Il est impossible de conserver un haut degré de concentration du début jusqu'à la fin de la partie. Notre degré d'attention varie durant une partie.
Que faites-vous durant le temps de réflexion de votre adversaire?
(vous n'avez pas de problème de temps)
a) Vous demeurez assis à réfléchir ce à quoi votre adversaire pense.
b) Vous cherchez à améliorer votre jeu, votre plan ou bien une combinaison.
c) Vous vous levez pour prendre une petite marche, pour dégourdir vos jambes.
d) Autres réponses
Merci de m'aider dans ma réflexion échiquéenne et me donnant votre façon de faire durant un tournoi d'échecs.
Je vais me chercher un café. Si j'en ai déjà un, je m'en vais écouter les grand-maîtres de corridor et leurs savantes analyses concernant la position sur les premiers échiquiers. Ou si c'est tranquille, je me promène entre les tables et je regarde les positions en faisant un regard surpris par ci par là, question de mettre le feu aux poudres.
Dans une société où les inégalités résultent non de la compétition ou du marché, mais décisions de l’État, le grand art économique consiste à obtenir de la puissance publique qu’elle dévalise à mon profit mon voisin, si possible sans que celui-ci sache à qui va la somme qu’on lui prend. (J-F Revel)

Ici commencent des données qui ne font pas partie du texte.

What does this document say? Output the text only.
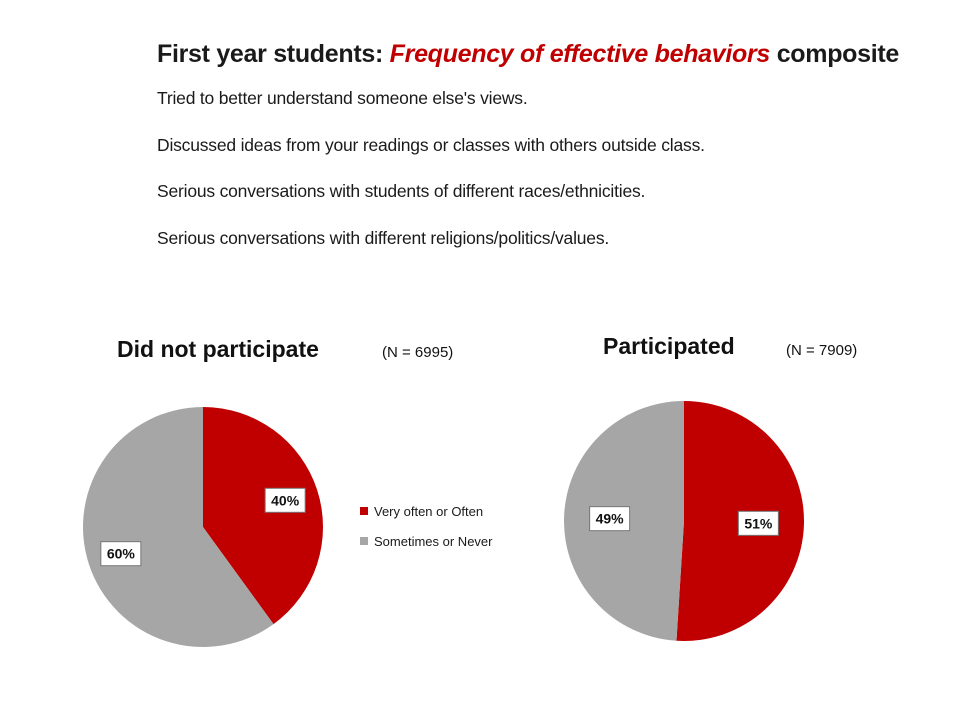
First year students: Frequency of effective behaviors composite
Tried to better understand someone else's views.
Discussed ideas from your readings or classes with others outside class.
Serious conversations with students of different races/ethnicities.
Serious conversations with different religions/politics/values.
Did not participate	(N = 6995)	Participated	(N = 7909)
40%
60%
51%
49%
Very often or Often
Sometimes or Never
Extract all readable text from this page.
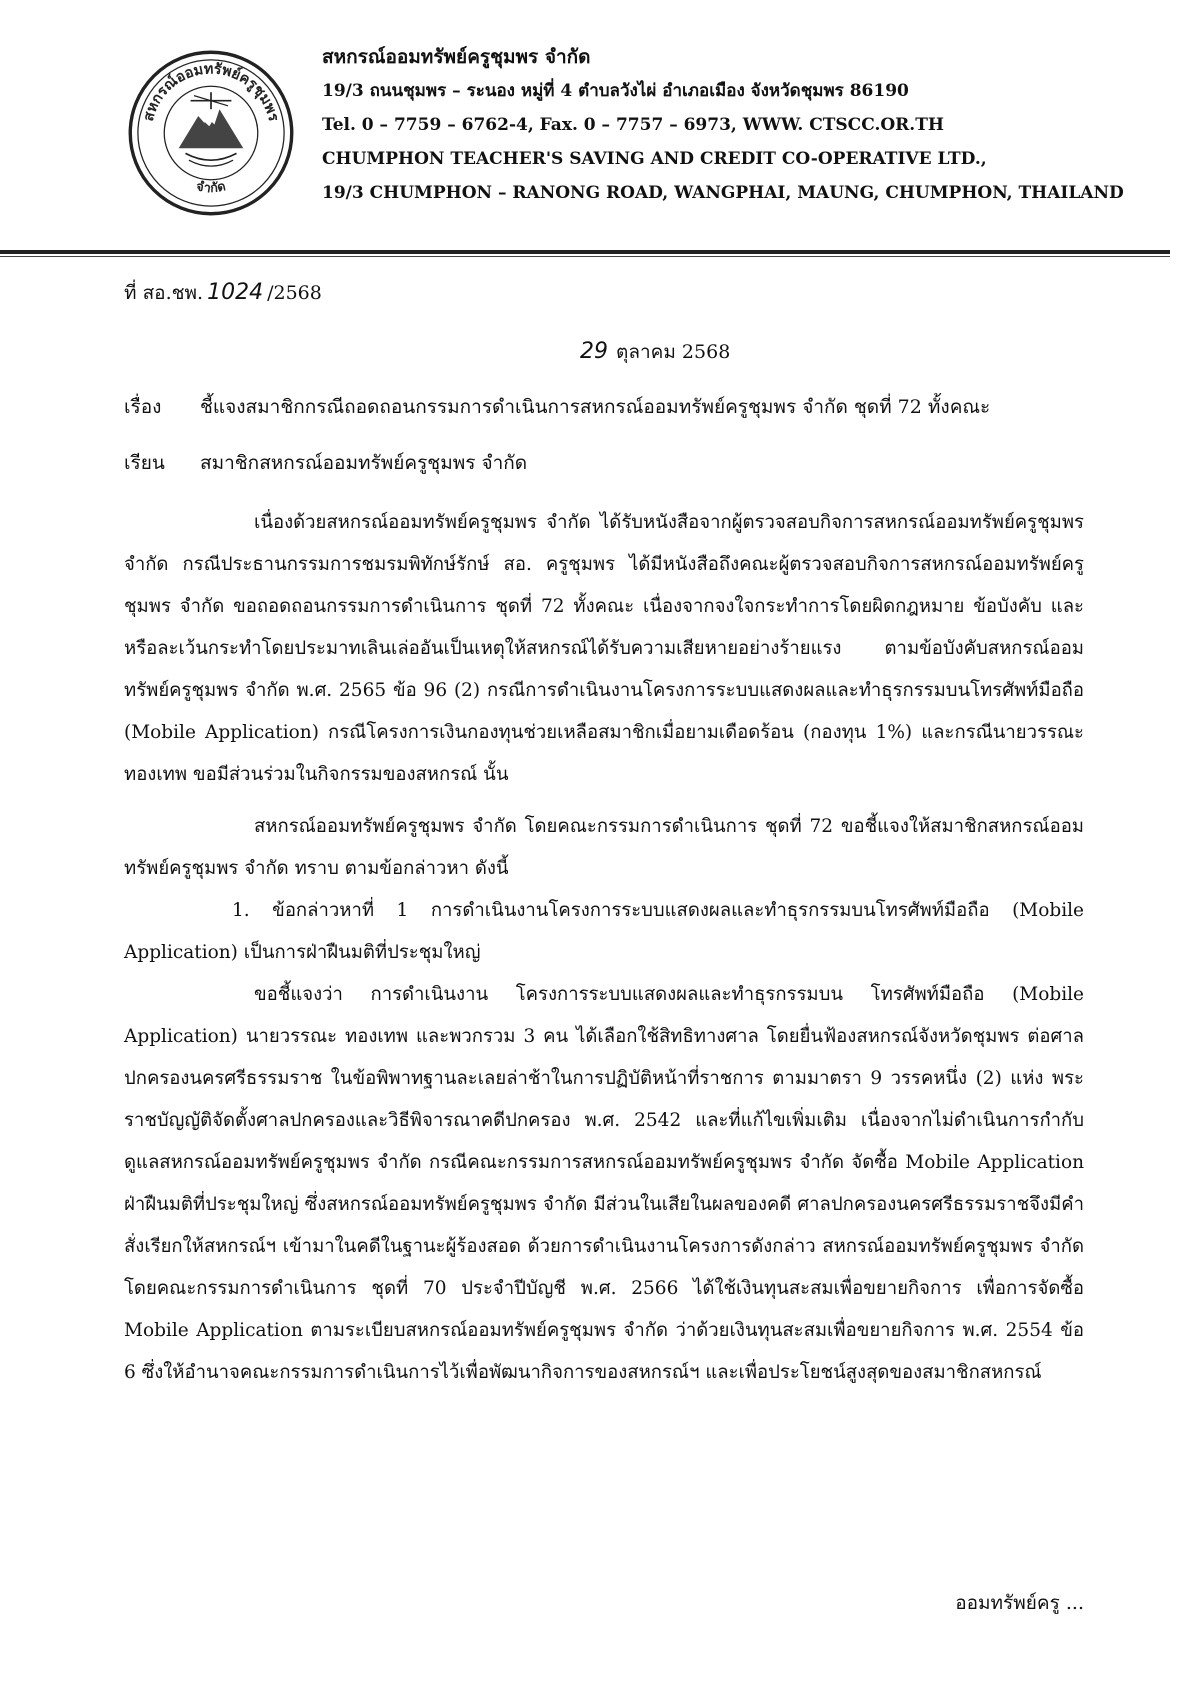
สหกรณ์ออมทรัพย์ครูชุมพร
จำกัด
สหกรณ์ออมทรัพย์ครูชุมพร จำกัด
19/3 ถนนชุมพร – ระนอง หมู่ที่ 4 ตำบลวังไผ่ อำเภอเมือง จังหวัดชุมพร 86190
Tel. 0 – 7759 – 6762-4, Fax. 0 – 7757 – 6973, WWW. CTSCC.OR.TH
CHUMPHON TEACHER'S SAVING AND CREDIT CO-OPERATIVE LTD.,
19/3 CHUMPHON – RANONG ROAD, WANGPHAI, MAUNG, CHUMPHON, THAILAND
ที่ สอ.ชพ. 1024 /2568
29 ตุลาคม 2568
เรื่อง ชี้แจงสมาชิกกรณีถอดถอนกรรมการดำเนินการสหกรณ์ออมทรัพย์ครูชุมพร จำกัด ชุดที่ 72 ทั้งคณะ
เรียน สมาชิกสหกรณ์ออมทรัพย์ครูชุมพร จำกัด

เนื่องด้วยสหกรณ์ออมทรัพย์ครูชุมพร จำกัด ได้รับหนังสือจากผู้ตรวจสอบกิจการสหกรณ์ออมทรัพย์ครูชุมพร จำกัด กรณีประธานกรรมการชมรมพิทักษ์รักษ์ สอ. ครูชุมพร ได้มีหนังสือถึงคณะผู้ตรวจสอบกิจการสหกรณ์ออมทรัพย์ครูชุมพร จำกัด ขอถอดถอนกรรมการดำเนินการ ชุดที่ 72 ทั้งคณะ เนื่องจากจงใจกระทำการโดยผิดกฎหมาย ข้อบังคับ และหรือละเว้นกระทำโดยประมาทเลินเล่ออันเป็นเหตุให้สหกรณ์ได้รับความเสียหายอย่างร้ายแรง ตามข้อบังคับสหกรณ์ออมทรัพย์ครูชุมพร จำกัด พ.ศ. 2565 ข้อ 96 (2) กรณีการดำเนินงานโครงการระบบแสดงผลและทำธุรกรรมบนโทรศัพท์มือถือ (Mobile Application) กรณีโครงการเงินกองทุนช่วยเหลือสมาชิกเมื่อยามเดือดร้อน (กองทุน 1%) และกรณีนายวรรณะ ทองเทพ ขอมีส่วนร่วมในกิจกรรมของสหกรณ์ นั้น

สหกรณ์ออมทรัพย์ครูชุมพร จำกัด โดยคณะกรรมการดำเนินการ ชุดที่ 72 ขอชี้แจงให้สมาชิกสหกรณ์ออมทรัพย์ครูชุมพร จำกัด ทราบ ตามข้อกล่าวหา ดังนี้

1. ข้อกล่าวหาที่ 1 การดำเนินงานโครงการระบบแสดงผลและทำธุรกรรมบนโทรศัพท์มือถือ (Mobile Application) เป็นการฝ่าฝืนมติที่ประชุมใหญ่

ขอชี้แจงว่า การดำเนินงาน โครงการระบบแสดงผลและทำธุรกรรมบน โทรศัพท์มือถือ (Mobile Application) นายวรรณะ ทองเทพ และพวกรวม 3 คน ได้เลือกใช้สิทธิทางศาล โดยยื่นฟ้องสหกรณ์จังหวัดชุมพร ต่อศาลปกครองนครศรีธรรมราช ในข้อพิพาทฐานละเลยล่าช้าในการปฏิบัติหน้าที่ราชการ ตามมาตรา 9 วรรคหนึ่ง (2) แห่ง พระราชบัญญัติจัดตั้งศาลปกครองและวิธีพิจารณาคดีปกครอง พ.ศ. 2542 และที่แก้ไขเพิ่มเติม เนื่องจากไม่ดำเนินการกำกับดูแลสหกรณ์ออมทรัพย์ครูชุมพร จำกัด กรณีคณะกรรมการสหกรณ์ออมทรัพย์ครูชุมพร จำกัด จัดซื้อ Mobile Application ฝ่าฝืนมติที่ประชุมใหญ่ ซึ่งสหกรณ์ออมทรัพย์ครูชุมพร จำกัด มีส่วนในเสียในผลของคดี ศาลปกครองนครศรีธรรมราชจึงมีคำสั่งเรียกให้สหกรณ์ฯ เข้ามาในคดีในฐานะผู้ร้องสอด ด้วยการดำเนินงานโครงการดังกล่าว สหกรณ์ออมทรัพย์ครูชุมพร จำกัด โดยคณะกรรมการดำเนินการ ชุดที่ 70 ประจำปีบัญชี พ.ศ. 2566 ได้ใช้เงินทุนสะสมเพื่อขยายกิจการ เพื่อการจัดซื้อ Mobile Application ตามระเบียบสหกรณ์ออมทรัพย์ครูชุมพร จำกัด ว่าด้วยเงินทุนสะสมเพื่อขยายกิจการ พ.ศ. 2554 ข้อ 6 ซึ่งให้อำนาจคณะกรรมการดำเนินการไว้เพื่อพัฒนากิจการของสหกรณ์ฯ และเพื่อประโยชน์สูงสุดของสมาชิกสหกรณ์

ออมทรัพย์ครู ...
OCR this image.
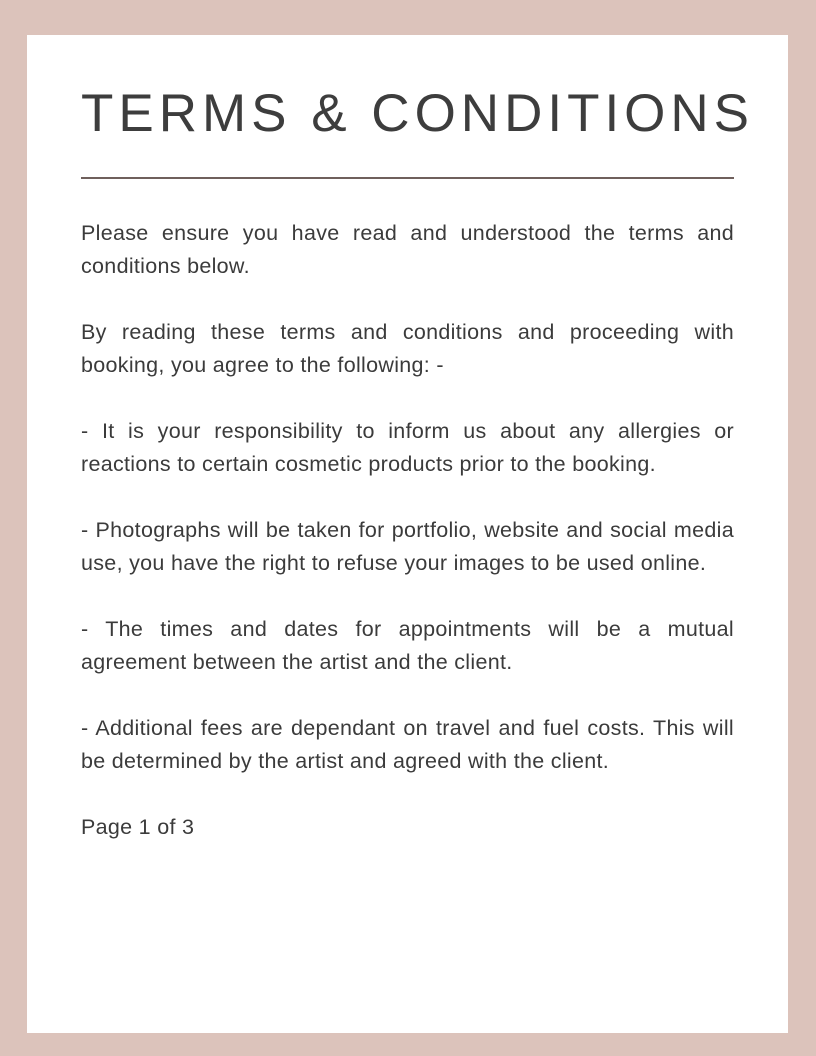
TERMS & CONDITIONS

Please ensure you have read and understood the terms and conditions below.

By reading these terms and conditions and proceeding with booking, you agree to the following: -

- It is your responsibility to inform us about any allergies or reactions to certain cosmetic products prior to the booking.

- Photographs will be taken for portfolio, website and social media use, you have the right to refuse your images to be used online.

- The times and dates for appointments will be a mutual agreement between the artist and the client.

- Additional fees are dependant on travel and fuel costs. This will be determined by the artist and agreed with the client.

Page 1 of 3
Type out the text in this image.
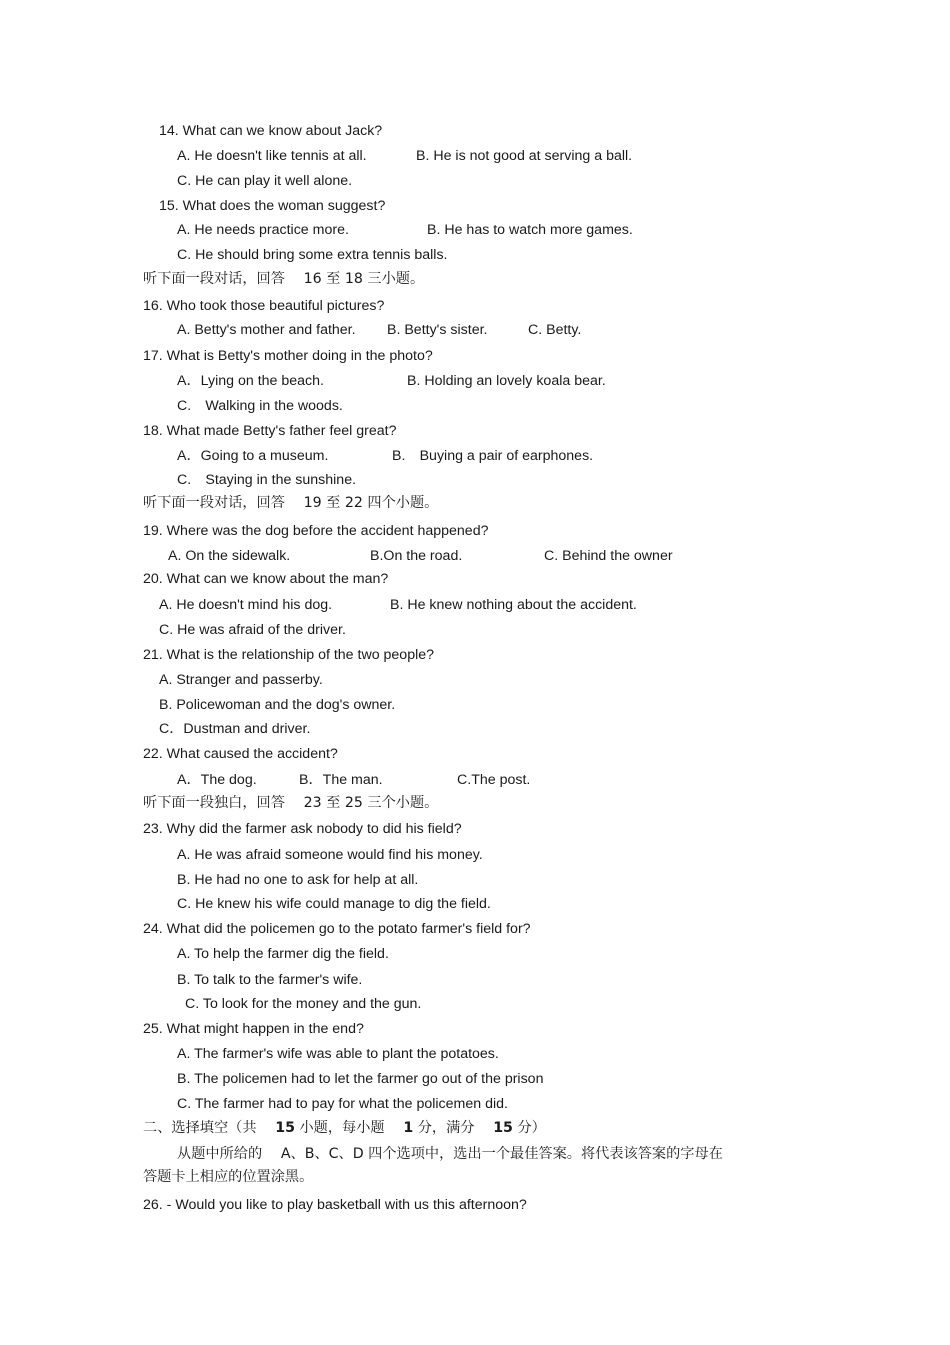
14. What can we know about Jack?
A. He doesn't like tennis at all.	B. He is not good at serving a ball.
C. He can play it well alone.
15. What does the woman suggest?
A. He needs practice more.	B. He has to watch more games.
C. He should bring some extra tennis balls.
听下面一段对话，回答　 16 至 18 三小题。
16. Who took those beautiful pictures?
A. Betty's mother and father. B. Betty's sister.	C. Betty.
17. What is Betty's mother doing in the photo?
A．Lying on the beach.	B. Holding an lovely koala bear.
C.　Walking in the woods.
18. What made Betty's father feel great?
A．Going to a museum.	B.　Buying a pair of earphones.
C.　Staying in the sunshine.
听下面一段对话，回答　 19 至 22 四个小题。
19. Where was the dog before the accident happened?
A. On the sidewalk.	B.On the road.	C. Behind the owner
20. What can we know about the man?
A. He doesn't mind his dog.	B. He knew nothing about the accident.
C. He was afraid of the driver.
21. What is the relationship of the two people?
A. Stranger and passerby.
B. Policewoman and the dog's owner.
C．Dustman and driver.
22. What caused the accident?
A．The dog.	B．The man.	C.The post.
听下面一段独白，回答　 23 至 25 三个小题。
23. Why did the farmer ask nobody to did his field?
A. He was afraid someone would find his money.
B. He had no one to ask for help at all.
C. He knew his wife could manage to dig the field.
24. What did the policemen go to the potato farmer's field for?
A. To help the farmer dig the field.
B. To talk to the farmer's wife.
C. To look for the money and the gun.
25. What might happen in the end?
A. The farmer's wife was able to plant the potatoes.
B. The policemen had to let the farmer go out of the prison
C. The farmer had to pay for what the policemen did.
二、选择填空（共　 15 小题，每小题　 1 分，满分　 15 分）
从题中所给的　 A、B、C、D 四个选项中，选出一个最佳答案。将代表该答案的字母在
答题卡上相应的位置涂黑。
26. - Would you like to play basketball with us this afternoon?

Je me lève assez souvent mais avant je m'assure que mon adversaire n'a rien, que j'ai pas fait d'erreurs, question d'avoir l'esprit tranquille.
Trouver un plan? C'est sûr mais je n'ai jamais vraiment eu le talent pour en trouver un vrai et le mettre parfaitement en exécution. C'est pour ça que j'ai plafonné dans les 1700-1800. Les games que je gagnais c'est juste parce que je ne fesais pas d'erreur et que mon adversaire a été le premier à en faire une.
J'avoue que rester assis est important, tu gagnes du temps de réflexion, permet de voir certaines variantes.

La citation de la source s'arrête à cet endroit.